On Monday night, after long and tough negotiations, the negotiators of the European Parliament and the European Council agreed on a new regulation for adequate minimum wages in the EU. The tough negotiations were mainly due to the enormous differences between the member states in terms of wage policies.
Dennis Radtke and Cindy Fransen (MEP/EPP) were part of the European Parliament's negotiating team. Dennis Radtke said: "With the agreement on the minimum wage, we are writing social policy history in Europe. For the first time, EU legislation will directly help workers to get fairer and better wages". Cindy Fransen commented: "This is a big step forward in the fight against low pay and in-work poverty in Europe."
To get a clear picture of the outcome and impact of this agreement, it is necessary to wait for the final decision. First, the agreement will be submitted to the European Parliament's Employment and Social Affairs Committee. After its vote, the European Parliament must approve the outcome, just as the European Council must approve the outcome of the negotiators.
The new rules will apply to all workers in the EU who have an employment contract or relationship. Those countries that already have a strong collective agreement can continue to work.
Adequate wage for an adequate standard of living
An adequate minimum wage must ensure an adequate standard of living according to the socio-economic conditions and purchasing power of the country concerned. To assess this, countries seem to have a choice of sorts. Countries can set a basket of goods and services at real prices and refer to values such as 60% of the gross median wage and 50% of the gross average wage.
Deductions from or deviations from the minimum wages are regulated.

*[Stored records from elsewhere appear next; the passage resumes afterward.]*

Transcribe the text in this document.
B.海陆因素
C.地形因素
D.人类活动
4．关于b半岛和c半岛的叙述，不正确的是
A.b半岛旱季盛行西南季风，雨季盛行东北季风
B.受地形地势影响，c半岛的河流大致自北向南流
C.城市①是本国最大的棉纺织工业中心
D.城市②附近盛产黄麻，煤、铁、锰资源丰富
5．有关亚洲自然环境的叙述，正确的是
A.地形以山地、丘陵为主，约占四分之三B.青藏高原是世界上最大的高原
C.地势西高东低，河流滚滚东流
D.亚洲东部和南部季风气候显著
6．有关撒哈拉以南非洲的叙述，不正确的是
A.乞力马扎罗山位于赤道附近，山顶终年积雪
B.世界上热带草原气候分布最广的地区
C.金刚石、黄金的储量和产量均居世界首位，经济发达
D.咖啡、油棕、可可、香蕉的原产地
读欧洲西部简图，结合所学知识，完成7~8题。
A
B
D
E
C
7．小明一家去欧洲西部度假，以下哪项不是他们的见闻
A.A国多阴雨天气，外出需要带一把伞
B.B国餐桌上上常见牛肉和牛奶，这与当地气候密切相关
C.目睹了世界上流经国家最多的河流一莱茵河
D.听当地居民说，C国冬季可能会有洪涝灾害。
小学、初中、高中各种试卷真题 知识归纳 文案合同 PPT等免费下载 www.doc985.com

Other important issues are the strengthening of collective bargaining and the need for an action plan to increase coverage when less than 80% of workers are covered by a collective agreement.
The agreement also emphasises the establishment of an adequate enforcement system and the fight against abusive subcontracting, bogus self-employment, unrecorded overtime or increased work intensity. The authorities must protect workers and trade union representatives and ensure the right to redress for workers whose rights have been violated.